An organic semiconductor developed by a team of physicists and astronomy scientists could help in manufacturing electronic devices. Improved 3D printing technologies have been used for layering several types of devices and models. However, the use of printers for manufacturing electronic devices would be a first-of-its-kind invention.
The cost of manufacturing electronic devices could be reduced by a formidable margin through this technology. Furthermore, these electronic devices can be easily integrated with the daily needs of the industrial and residential sector. The newly developed semiconductor consists of polymer chains and molecules. The organic semiconductor can also be used to manufacture resilient and efficient solar panels. This is a key consideration for decision-makers and stakeholders in the energy sector.
Limitations of Using Organic Semiconductors
Despite the seemingly utilitarian nature of these semiconductors, some of their properties limit widespread usage. The absence of an electron results in the formation of a hole in the semiconductor’s structure. This makes it difficult for other electrons to move through the material. The absence of free electrons inhibits electricity generation, and there is minimal absorption of light. Owing to this factor, several scientists are questioning the utility of these semiconductors in manufacturing solar panel.
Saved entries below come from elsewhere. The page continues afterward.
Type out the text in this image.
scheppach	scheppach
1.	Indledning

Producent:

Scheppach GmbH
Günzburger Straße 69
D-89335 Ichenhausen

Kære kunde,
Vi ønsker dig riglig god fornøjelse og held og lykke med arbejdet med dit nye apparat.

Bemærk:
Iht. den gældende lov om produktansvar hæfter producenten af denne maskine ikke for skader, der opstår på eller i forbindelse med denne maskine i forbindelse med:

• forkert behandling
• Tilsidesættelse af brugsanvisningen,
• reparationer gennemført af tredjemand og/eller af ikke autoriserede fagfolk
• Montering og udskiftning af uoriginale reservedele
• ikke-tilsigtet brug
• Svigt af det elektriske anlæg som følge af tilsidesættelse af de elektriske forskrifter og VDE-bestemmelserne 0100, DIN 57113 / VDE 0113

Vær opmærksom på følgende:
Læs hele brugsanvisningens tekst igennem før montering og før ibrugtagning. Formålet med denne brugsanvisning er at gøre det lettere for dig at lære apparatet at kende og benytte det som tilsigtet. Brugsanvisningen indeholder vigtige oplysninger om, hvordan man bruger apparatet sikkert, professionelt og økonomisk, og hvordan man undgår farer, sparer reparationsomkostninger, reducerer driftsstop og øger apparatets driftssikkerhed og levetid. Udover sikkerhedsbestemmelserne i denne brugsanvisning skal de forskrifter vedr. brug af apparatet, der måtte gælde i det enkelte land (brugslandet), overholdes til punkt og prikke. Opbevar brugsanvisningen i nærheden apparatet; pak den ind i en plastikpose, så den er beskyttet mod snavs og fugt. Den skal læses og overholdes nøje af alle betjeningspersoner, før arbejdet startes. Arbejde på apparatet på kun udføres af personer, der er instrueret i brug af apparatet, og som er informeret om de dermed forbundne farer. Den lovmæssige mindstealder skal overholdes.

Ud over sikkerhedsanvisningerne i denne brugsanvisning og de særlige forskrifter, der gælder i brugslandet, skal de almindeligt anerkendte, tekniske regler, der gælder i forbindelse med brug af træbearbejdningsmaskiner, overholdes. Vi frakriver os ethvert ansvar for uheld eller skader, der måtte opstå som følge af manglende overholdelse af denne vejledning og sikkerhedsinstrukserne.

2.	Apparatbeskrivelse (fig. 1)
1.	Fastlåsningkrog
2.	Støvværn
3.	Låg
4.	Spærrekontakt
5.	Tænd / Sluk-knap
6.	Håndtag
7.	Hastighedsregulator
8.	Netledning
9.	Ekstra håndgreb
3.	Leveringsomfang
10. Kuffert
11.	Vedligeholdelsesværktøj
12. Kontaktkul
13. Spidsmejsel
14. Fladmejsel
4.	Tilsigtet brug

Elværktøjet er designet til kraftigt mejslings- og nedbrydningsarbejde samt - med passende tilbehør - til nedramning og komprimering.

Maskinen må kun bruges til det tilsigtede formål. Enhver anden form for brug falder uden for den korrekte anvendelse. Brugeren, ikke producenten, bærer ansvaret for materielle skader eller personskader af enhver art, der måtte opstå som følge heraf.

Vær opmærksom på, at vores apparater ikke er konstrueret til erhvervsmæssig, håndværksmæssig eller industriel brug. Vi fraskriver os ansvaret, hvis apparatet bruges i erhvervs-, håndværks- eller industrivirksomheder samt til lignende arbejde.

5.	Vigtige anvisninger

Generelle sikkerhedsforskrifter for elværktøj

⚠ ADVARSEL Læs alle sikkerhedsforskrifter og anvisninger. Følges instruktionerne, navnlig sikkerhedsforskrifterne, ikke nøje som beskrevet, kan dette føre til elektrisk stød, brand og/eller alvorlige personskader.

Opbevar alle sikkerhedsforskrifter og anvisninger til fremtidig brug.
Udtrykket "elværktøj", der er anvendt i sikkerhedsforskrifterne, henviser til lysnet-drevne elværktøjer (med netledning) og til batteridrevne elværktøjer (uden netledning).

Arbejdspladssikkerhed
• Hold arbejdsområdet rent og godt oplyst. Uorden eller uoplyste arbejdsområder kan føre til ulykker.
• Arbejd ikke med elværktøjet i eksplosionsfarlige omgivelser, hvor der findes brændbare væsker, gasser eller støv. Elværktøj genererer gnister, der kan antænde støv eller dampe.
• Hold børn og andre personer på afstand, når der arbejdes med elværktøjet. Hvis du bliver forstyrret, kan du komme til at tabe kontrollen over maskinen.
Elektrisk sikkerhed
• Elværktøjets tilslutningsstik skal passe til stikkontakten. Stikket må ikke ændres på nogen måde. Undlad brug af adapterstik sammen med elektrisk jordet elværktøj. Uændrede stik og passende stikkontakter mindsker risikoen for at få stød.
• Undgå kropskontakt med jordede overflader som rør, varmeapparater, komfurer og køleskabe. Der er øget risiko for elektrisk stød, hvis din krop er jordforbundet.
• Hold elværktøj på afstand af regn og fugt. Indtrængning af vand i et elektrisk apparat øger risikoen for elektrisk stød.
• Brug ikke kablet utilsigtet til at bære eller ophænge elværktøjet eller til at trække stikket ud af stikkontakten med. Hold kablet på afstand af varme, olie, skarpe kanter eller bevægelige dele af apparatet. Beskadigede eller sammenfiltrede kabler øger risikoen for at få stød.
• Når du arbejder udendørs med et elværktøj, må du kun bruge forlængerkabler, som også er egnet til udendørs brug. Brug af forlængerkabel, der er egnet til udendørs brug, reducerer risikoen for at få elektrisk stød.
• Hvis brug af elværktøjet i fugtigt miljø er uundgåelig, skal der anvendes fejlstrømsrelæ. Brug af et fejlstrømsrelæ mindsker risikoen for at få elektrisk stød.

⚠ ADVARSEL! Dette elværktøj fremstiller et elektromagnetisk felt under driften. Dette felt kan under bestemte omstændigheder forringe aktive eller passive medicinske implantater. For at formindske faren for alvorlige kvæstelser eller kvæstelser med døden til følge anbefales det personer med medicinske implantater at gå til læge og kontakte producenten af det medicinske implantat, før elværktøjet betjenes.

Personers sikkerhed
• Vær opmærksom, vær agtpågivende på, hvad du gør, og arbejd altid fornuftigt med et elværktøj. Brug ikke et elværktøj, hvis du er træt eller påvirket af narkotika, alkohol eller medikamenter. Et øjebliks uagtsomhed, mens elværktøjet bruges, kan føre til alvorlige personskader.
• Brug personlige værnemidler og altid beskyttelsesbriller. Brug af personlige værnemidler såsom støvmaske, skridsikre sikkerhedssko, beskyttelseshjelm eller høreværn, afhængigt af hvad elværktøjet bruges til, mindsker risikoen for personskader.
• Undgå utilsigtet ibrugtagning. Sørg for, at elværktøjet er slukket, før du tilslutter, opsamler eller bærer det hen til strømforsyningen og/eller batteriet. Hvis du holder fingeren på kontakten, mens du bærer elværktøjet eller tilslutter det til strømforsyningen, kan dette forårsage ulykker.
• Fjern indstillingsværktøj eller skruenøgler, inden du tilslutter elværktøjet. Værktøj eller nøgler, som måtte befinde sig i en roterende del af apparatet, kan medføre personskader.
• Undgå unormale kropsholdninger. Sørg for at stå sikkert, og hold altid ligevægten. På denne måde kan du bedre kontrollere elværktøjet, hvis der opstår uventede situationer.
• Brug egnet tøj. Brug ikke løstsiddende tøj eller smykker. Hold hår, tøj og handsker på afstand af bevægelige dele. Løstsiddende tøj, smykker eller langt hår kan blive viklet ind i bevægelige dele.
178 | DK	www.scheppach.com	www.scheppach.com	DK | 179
Professors from the University of Kansas believes that organic semiconductors breed poor-performing solar panels.
Suggested Alternatives to Organic Semiconductors
To support their argument, professors at the University have developed layering methods to facilitate free movement of electrons. The Journal of American Chemical Society published the findings of the research. Several researchers have attempted to demonstrate the action of free charges in developing electronic interfaces.
The ability to transfer electrons from one material to another can help in developing electronic interfaces. Hence, research teams are focusing on developing modules for studying the general principles of electron transfer. It would be interesting to witness the response of global research fraternity with regard to the current findings.